Full pipeline file example is at the bottom of this post, but here is a snippet of the cleanWs() portion I've added to the existing Pipeline:

post {
  always {
    cleanWs(
      deleteDirs: true,
      notFailBuild: true,
      patterns: [
        [pattern: '.venv', type: 'EXCLUDE'],
        [pattern: '.venv/**', type: 'EXCLUDE']
      ]
    )
  }
}

HERE IS THE ISSUE:

  • The first time the job runs, it works perfectly fine and the workspace cleanup works as expected. The .venv/ directory is retained as expected.

  • (problem) On subsequent runs of the job, poetry will re-install all the packages and will not re-use the .venv directory:

    Creating virtualenv test in /data/jenkins_home/workspace/test-cleanup/.venv — This forces a full re-download of every package, even though .venv already exists. It's been confirmed that /data/jenkins_home/workspace/test-cleanup/.venv already exists before the job runs.

  • Here is the strange part: If I go to the workspace dir manually on the Jenkins server and run the exact same command poetry install it works as expected, the .venv is reused and all the packages are not reinstalled. So there is something specific about the way it's handled running in the job that's making it want to recreate the .venv dir.

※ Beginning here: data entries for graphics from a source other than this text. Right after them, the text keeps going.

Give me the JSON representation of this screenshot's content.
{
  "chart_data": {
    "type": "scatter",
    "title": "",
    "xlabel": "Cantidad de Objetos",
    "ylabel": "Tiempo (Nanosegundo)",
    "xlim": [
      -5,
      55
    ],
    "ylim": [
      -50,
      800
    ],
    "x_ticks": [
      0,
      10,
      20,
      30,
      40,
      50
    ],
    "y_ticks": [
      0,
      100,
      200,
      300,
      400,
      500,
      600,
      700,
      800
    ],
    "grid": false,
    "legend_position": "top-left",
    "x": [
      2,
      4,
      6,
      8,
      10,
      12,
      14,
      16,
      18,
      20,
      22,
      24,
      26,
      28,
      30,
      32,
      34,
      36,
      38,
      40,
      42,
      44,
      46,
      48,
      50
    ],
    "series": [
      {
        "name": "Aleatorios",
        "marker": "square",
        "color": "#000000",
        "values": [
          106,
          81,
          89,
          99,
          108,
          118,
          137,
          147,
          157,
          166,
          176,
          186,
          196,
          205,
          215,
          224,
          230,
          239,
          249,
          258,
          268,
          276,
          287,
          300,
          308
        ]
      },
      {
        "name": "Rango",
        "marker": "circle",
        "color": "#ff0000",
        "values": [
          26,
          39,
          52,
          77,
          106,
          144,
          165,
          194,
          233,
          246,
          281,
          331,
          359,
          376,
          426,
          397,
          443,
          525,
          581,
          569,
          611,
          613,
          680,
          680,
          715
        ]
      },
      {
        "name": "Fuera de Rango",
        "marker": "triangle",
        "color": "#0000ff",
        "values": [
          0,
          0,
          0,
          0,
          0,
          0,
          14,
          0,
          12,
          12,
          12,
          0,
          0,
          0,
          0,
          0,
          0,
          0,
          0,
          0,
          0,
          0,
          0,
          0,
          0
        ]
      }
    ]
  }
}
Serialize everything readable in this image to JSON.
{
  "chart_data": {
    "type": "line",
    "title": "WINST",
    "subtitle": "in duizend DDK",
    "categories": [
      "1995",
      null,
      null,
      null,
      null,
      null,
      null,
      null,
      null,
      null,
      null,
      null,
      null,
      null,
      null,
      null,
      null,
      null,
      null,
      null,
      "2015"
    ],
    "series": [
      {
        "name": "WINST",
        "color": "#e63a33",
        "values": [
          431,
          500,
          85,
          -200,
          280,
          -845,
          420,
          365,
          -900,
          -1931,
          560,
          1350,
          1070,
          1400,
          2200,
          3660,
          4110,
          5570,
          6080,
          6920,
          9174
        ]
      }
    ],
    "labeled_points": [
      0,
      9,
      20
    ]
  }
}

NOTE that in-project = true is already set for Poetry. So it will always try to use .venv within the current working directory.


EXAMPLES:

Here is a simple example pipeline that works as expected. When poetry install step runs, it does not re-download all the packages every time the job runs, only the first time, or if there is a diff:

pipeline {

  agent any

  stages {

    stage("Prep Build Environment") {
      steps {

        script {
          scmVars = git branch: "main", poll: false, url: "[email protected]:my-org/private-repo.git"
        }

        sh "poetry install"
      }
    }
  }
}

Here is the new Jenkinsfile pipeline file with cleanWs() added. After this was added, the project will no longer re-use the .venv on each run, even though it still exists:

pipeline {

  agent any

  stages {

    stage("Prep Build Environment") {
      steps {

        script {
          scmVars = git branch: "main", poll: false, url: "[email protected]:my-org/private-repo.git"
        }

        sh "poetry install"
      }
    }
  }

  post {
    always {
      cleanWs(
        deleteDirs: true,
        notFailBuild: true,
        patterns: [
          [pattern: '.venv', type: 'EXCLUDE'],
          [pattern: '.venv/**', type: 'EXCLUDE']
        ]
      )
    }
  }

}

Best Answer

Typically a Jenkins Pipeline will clean the workspace at the start of a build, which is why .venv folder exists after the build runs but not when running the virtualenv step during the next build.

If you want to cache or retain some files between builds, the most reliable way to do so is to store those files outside of the workspace. You need to be extremely careful with this, however, because simultaneously running builds accessing the same files can lead to resource contention and race conditions and corrupted files.